For a comprehensive reference, man csf and man lfd.

Recover access if your own IP got blocked

The most common operator emergency — your IP got blocked and you cannot SSH in.

If you still have an active SSH session that is not blocked yet (another window, another IP, jump host):

csf -dr <your-blocked-ip>
csf -a <your-blocked-ip>

If you have lost SSH entirely, your options are VNC/console access via your provider's web panel, or out-of-band recovery if your provider offers it.

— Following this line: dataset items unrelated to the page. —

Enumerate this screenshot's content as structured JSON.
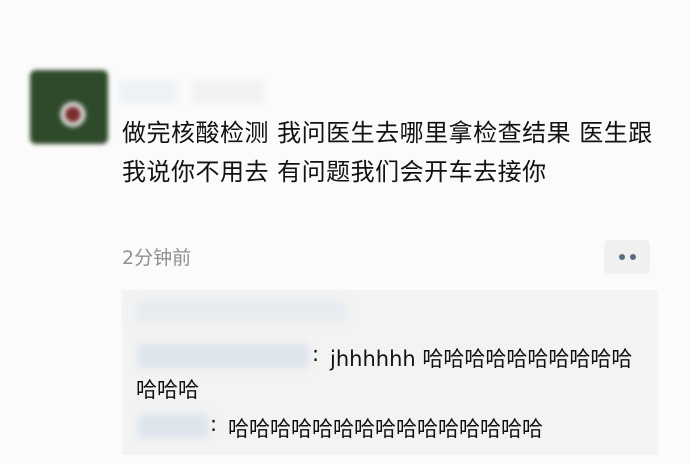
{
  "post": {
    "text": "做完核酸检测 我问医生去哪里拿检查结果 医生跟我说你不用去 有问题我们会开车去接你",
    "time": "2分钟前"
  },
  "comments": [
    {
      "separator": ":",
      "text": "jhhhhhh 哈哈哈哈哈哈哈哈哈哈哈哈哈"
    },
    {
      "separator": ":",
      "text": "哈哈哈哈哈哈哈哈哈哈哈哈哈哈哈"
    }
  ],
  "icons": {
    "more": "more-dots-icon"
  }
}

To proactively whitelist your home IP (so you can never block yourself):

# Add to /etc/csf/csf.allow
echo "203.0.113.42 # operator home IP" >> /etc/csf/csf.allow
csf -r

Whitelisted ≠ exempt from LFD

A whitelist allows packet flow but does not exempt an IP from LFD login-failure tracking. If your whitelisted IP is generating brute-force-pattern auth failures, LFD will still block it. Practical implication: scripted SSH attempts from a whitelisted IP that misconfigure their key or username repeatedly still get blocked. The whitelist is not a get-out-of-jail-free card.

mergecsf — config merging tool

aegir/tools/bin/mergecsf merges operator-customised CSF config with BOA-provided defaults on upgrade. Operators do not invoke it directly; it runs as part of barracuda upgrade. If you have hand-edits to /etc/csf/csf.conf, mergecsf preserves them across BOA upgrades.

Disabling CSF temporarily

csf -x   # Stop CSF
csf -e   # Re-enable

Use only for short windows (testing, troubleshooting). The host is unprotected during the disable window.